‘Eu não consigo respirar’, essas foram as últimas palavras ditas por George Floyd, o homem negro morto por um policial branco ficha suja, nos EUA, na semana passada.
‘Eu não consigo respirar’, coincidentemente, também foi a frase de um idoso, infectado pela negligência de um sobrinho, que achava que a Covid-19 era apenas “uma gripezinha”. A festa de 80 anos foi cancelada, pois atendendo à eugenia protocolar, teve que abrir mão do respirador para um jovem paciente acometido pela Covid. Como conseguem dormir e respirar em paz os ordenadores de despesa que superfaturam e praticam homicídio doloso (isso mesmo, doloso) contra seus semelhantes?

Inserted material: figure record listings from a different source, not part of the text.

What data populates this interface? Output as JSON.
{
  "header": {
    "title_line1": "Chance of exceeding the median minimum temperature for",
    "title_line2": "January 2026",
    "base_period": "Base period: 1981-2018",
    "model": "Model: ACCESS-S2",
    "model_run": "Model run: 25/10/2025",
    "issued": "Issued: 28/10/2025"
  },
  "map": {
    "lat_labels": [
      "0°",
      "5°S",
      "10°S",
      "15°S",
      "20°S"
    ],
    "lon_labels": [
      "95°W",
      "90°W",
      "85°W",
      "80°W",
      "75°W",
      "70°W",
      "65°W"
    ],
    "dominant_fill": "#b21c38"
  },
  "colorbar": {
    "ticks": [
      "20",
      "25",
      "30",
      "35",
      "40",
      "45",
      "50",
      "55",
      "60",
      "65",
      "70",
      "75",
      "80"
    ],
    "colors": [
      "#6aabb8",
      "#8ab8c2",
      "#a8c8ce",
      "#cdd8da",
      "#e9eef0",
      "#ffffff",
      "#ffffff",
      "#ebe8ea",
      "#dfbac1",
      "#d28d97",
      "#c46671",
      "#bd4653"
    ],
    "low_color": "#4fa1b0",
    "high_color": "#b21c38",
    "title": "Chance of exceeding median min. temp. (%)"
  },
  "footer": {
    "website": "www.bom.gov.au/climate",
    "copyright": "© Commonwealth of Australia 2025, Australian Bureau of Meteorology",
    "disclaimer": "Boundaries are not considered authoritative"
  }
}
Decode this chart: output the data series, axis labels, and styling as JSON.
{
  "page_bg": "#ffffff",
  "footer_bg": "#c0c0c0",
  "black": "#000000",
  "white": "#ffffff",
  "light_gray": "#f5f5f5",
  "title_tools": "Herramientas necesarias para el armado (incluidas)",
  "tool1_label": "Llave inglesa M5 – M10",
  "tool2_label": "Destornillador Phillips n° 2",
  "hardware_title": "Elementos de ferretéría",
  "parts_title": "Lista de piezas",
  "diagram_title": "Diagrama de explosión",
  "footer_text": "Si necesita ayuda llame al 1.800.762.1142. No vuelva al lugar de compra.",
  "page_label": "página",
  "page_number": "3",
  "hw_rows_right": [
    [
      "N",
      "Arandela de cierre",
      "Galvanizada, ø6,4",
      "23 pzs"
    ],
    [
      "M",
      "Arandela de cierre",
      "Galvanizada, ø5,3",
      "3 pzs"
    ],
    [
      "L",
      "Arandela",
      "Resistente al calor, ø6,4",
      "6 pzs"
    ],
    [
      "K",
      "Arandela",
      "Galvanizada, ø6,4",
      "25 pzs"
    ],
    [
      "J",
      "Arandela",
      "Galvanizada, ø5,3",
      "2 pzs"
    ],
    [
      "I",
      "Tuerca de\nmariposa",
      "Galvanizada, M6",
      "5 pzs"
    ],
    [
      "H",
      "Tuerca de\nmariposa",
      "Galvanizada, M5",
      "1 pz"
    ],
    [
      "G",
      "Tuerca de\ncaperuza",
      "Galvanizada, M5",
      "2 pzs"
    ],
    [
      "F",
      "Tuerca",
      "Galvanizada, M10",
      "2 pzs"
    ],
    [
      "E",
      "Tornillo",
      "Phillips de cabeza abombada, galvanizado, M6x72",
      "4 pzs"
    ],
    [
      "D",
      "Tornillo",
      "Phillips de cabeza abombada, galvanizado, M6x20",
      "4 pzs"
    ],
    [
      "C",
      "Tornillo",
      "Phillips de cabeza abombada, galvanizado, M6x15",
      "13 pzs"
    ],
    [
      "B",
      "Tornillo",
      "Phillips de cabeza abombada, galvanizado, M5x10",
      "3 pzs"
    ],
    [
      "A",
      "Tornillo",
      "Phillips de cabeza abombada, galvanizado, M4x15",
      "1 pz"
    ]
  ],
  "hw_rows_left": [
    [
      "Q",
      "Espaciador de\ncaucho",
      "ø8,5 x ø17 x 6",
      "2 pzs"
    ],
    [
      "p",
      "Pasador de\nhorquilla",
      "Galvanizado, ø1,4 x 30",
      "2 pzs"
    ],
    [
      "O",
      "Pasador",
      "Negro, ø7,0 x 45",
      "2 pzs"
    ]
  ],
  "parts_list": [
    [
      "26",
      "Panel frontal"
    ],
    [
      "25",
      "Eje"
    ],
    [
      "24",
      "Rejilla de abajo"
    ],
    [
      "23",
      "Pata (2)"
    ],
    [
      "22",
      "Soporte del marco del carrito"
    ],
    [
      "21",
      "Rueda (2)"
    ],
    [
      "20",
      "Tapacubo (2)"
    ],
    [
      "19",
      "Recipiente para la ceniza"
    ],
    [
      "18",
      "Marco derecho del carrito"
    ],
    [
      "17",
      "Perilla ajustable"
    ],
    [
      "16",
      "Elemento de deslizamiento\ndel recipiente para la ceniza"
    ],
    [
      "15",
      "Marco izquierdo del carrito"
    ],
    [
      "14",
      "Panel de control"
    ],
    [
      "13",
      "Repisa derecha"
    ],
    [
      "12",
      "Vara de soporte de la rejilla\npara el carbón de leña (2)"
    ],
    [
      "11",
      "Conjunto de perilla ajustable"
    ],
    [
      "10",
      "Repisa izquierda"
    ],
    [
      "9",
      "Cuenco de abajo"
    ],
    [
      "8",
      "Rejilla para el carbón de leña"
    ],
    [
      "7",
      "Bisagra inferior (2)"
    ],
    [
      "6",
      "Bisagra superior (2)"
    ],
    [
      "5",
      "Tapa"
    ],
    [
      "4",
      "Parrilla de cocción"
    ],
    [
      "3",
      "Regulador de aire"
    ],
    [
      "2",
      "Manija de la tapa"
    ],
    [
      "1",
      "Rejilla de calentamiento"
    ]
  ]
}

Eu também não consigo respirar com a fumaça das tochas dos manifestos sinistros que rememoram os terríveis movimentos da Ku Klux Klan e do nazismo, onde a estética surrealista da Era da supremacia racial que pensávamos já superada, renasce junto com o obscurantismo.
Eu não consigo respirar, com a sensação de pânico, ao lembrar que estamos à deriva, nessa nau chamada Brasil que, por ironia perversa, no meio da mais grave pandemia, está sem ministro titular da Saúde, cujo pré-requisito para se candidatar ao cargo é se opor ao que preconiza a Organização Mundial de Saúde e concordar com terraplanistas.
Eu não consigo respirar com a imagem de árvores seculares tombando na Amazônia, abrindo clareiras e avançando em áreas indígenas, com a visível conivência das autoridades, que festejam que a pandemia funcione como uma “cortina de fumaça” para encobrir esse crime, bem como o fechamento de três unidades do Projeto Tamar.
Afinal, qual a ‘importância’ e qual a capacidade de indignação das tartarugas e dos seus defensores se há uma apatia reinante que paralisa até os defensores da democracia, quando figuras esdrúxulas se armam para desafiar até a Corte Suprema?
Eu não consigo respirar quando lembro que estamos na Semana do Meio Ambiente e não há nada a comemorar. Embora moremos numa Área de Proteção Ambiental (APA), no segundo maior fragmento de Mata Atlântica do Norte-Nordeste, um oásis, onde nesse tempo de corona, muitos aqui se ‘autoexilam’, em busca de paz, de espaço, de verde e (paradoxalmente) de ar, ainda assim, não consigo respirar quando vejo a morte das nascentes, os descartes irregulares de lixo, os caminhões de madeira circulando sorrateiro nas noites, as folhas sendo aleatoriamente queimadas, os pássaros engaiolados…
Mas, como um açum-preto, e como dizia o poeta Thiago de Melo: ‘faz escuro, mas eu canto!’.